SIGMOD2025

Representation Obliviousness and Pseudodeterminism in Streaming Algorithms

Michael Chen, Sourav Chakraborty, Aduri Pavan, N. V. Vinodchandran

摘要

In this work, we study the notion of representation obliviousness in the context of pseudodeterministic streaming algorithms. A (randomized) streaming algorithm A is pseudodeterministic, if for every stream D, there is a ''canonical value'' g(D) so that with probability at least 2/3, A on input stream D outputs g(D). Intuitively, a randomized algorithm is representation oblivious if the output distribution of the algorithm does not depend on the representation of the input. We investigate this notion in the context of streaming algorithms, more specifically, distinct elements estimation (F 0 estimation) in data streams. In this context, representation obliviousness captures the idea that the output distribution of an algorithm for estimating F 0 should only depend on the set of distinct elements of the stream.

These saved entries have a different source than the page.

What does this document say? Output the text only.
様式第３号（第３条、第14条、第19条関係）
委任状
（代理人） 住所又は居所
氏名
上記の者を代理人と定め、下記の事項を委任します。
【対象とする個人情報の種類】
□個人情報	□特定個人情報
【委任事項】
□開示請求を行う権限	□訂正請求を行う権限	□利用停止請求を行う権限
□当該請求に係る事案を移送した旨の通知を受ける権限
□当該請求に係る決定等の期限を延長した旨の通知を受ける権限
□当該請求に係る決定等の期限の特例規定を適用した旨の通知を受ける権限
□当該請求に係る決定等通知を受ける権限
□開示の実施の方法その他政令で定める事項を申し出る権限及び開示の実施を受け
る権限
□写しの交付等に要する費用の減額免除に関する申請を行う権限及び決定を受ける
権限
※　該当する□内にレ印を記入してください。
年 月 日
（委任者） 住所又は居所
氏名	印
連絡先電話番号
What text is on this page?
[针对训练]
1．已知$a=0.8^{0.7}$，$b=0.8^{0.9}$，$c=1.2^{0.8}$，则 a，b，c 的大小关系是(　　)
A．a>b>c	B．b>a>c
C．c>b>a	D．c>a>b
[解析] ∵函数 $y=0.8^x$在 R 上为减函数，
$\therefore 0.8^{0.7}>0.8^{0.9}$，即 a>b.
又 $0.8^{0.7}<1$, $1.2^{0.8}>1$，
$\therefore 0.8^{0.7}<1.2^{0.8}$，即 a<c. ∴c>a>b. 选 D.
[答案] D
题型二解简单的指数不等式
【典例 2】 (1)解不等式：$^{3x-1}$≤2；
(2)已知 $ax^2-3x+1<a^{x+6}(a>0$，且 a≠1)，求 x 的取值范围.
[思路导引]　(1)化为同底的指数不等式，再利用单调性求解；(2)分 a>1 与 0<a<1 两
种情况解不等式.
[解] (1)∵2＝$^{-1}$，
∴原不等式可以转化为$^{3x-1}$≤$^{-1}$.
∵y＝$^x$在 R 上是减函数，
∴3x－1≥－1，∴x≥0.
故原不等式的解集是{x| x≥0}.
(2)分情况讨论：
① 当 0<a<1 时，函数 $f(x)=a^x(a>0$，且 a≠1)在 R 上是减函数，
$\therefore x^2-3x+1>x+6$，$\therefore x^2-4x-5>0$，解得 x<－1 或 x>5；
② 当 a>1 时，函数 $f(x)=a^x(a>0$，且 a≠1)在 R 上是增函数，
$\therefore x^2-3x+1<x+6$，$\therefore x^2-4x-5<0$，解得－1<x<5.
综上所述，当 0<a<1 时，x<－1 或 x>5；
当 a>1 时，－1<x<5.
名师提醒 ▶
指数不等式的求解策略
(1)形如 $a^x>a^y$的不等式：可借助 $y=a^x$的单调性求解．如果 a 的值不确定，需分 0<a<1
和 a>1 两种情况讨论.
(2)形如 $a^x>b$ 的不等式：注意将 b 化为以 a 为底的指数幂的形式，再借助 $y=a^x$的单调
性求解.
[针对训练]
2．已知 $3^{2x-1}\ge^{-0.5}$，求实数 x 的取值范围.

This is a natural notion, as we note that standard streaming algorithms are representation-oblivious in this sense. We prove that any representation oblivious pseudodeterministic streaming algorithm for estimating F 0 must use Ω(n) space, where [n] is the universe. More generally, we prove that any representation oblivious pseudodeterministic t(n)-pass streaming algorithm requires Ω(n/t(n)) space. This lower bound matches the space requirement of the straightforward multi-pass deterministic algorithm that exactly computes F 0 .